Dünyanın öteki ucunda “petrol zengini” bir
ülke: Venezuela
Petrol zengini
ama yoksulluğun ve istikrarsızlığın pençesinde.
1998’den beri Bolivarcı
hükümetler tarafından yönetiliyor.
1998’de iktidara gelen Hugo
Chavez, petrol fiyatlarının da artmasıyla ülkedeki
yoksulluğu yarı yarıya azaltmış ve büyük bir halk desteğini
arkasına almıştı.
Sadece Venezuela’nın değil, Latin
Amerika’nın kahramanlarından biri olan Simon
Bolivar’ın fikirlerini esas alan, ABD’nin
düşman gördüğü Küba, Bolivya, İran gibi ülkelerle
ilişkilerini geliştiren Chavez, defalarca
ABD destekli darbe girişimlerinin hedefi oldu.
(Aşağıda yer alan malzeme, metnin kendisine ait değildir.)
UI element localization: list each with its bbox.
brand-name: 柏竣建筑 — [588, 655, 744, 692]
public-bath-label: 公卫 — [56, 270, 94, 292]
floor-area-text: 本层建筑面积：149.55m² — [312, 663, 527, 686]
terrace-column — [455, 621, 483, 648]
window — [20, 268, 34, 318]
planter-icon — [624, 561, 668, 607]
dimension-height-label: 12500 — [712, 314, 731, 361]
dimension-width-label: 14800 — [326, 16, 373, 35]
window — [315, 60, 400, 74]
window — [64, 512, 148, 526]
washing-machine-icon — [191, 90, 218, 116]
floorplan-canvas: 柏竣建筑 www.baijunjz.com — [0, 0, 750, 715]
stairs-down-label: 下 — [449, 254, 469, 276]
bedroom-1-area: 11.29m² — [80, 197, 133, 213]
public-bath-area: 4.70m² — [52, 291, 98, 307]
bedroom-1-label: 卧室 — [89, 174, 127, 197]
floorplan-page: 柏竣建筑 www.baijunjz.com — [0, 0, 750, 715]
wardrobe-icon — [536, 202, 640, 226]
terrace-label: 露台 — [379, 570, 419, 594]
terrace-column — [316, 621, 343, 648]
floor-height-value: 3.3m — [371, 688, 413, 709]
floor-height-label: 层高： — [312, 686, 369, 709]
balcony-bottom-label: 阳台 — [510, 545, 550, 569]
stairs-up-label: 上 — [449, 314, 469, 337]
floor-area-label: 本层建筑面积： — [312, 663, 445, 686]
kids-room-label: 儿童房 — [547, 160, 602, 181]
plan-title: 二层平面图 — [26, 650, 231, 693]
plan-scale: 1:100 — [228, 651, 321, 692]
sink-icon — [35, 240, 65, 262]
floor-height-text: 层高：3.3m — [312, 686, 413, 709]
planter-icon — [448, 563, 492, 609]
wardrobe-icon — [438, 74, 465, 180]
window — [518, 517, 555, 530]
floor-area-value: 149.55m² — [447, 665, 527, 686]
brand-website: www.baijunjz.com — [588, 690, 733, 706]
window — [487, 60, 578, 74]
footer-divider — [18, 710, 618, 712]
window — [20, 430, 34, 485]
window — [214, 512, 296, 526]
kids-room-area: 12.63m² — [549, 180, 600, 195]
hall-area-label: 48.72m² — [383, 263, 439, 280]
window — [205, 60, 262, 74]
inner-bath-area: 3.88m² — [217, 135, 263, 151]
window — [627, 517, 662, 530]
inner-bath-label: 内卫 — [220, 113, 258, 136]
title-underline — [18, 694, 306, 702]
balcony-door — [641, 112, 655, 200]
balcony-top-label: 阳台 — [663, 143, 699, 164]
Bütün girişimleri halkın desteği ile savmayı başardı.
2013’te kansere yenik düşmeden önce, yardımcısı
Nicolas Maduro’yu varisi ilan etmişti.
Maduro da seçimleri kazanarak
Bolivarcı hükümeti devam ettirmeye başladı. Ancak,
petrol fiyatlarındaki ani ve sert düşüşler, petrole dayalı ülke
ekonomisini altüst etti. ABD’nin öncülük ettiği
ekonomik yaptırımlar ile ülkeyi kasıp kavuran
“hiperEnflasyon” Venezuela para birimi
Bolivar’ı yerle bir etti. Ülkede yoksulluk oranı
yüzde 80’lere çıktı. Temel gıda ürünleri ve ilaç kıtlığı yaşanmaya
başlandı. Milyonlarca Venezuelalı göç etmek zorunda
kaldı.
ABD’nin oluşmasına katkıda bulunduğu ve
Bolivarcı Maduro hükümetini
yıkmak için fırsata çevirdiği bu fotoğraf, muhalefetin
güçlenmesini, protesto gösterilerinin büyümesini sağladı.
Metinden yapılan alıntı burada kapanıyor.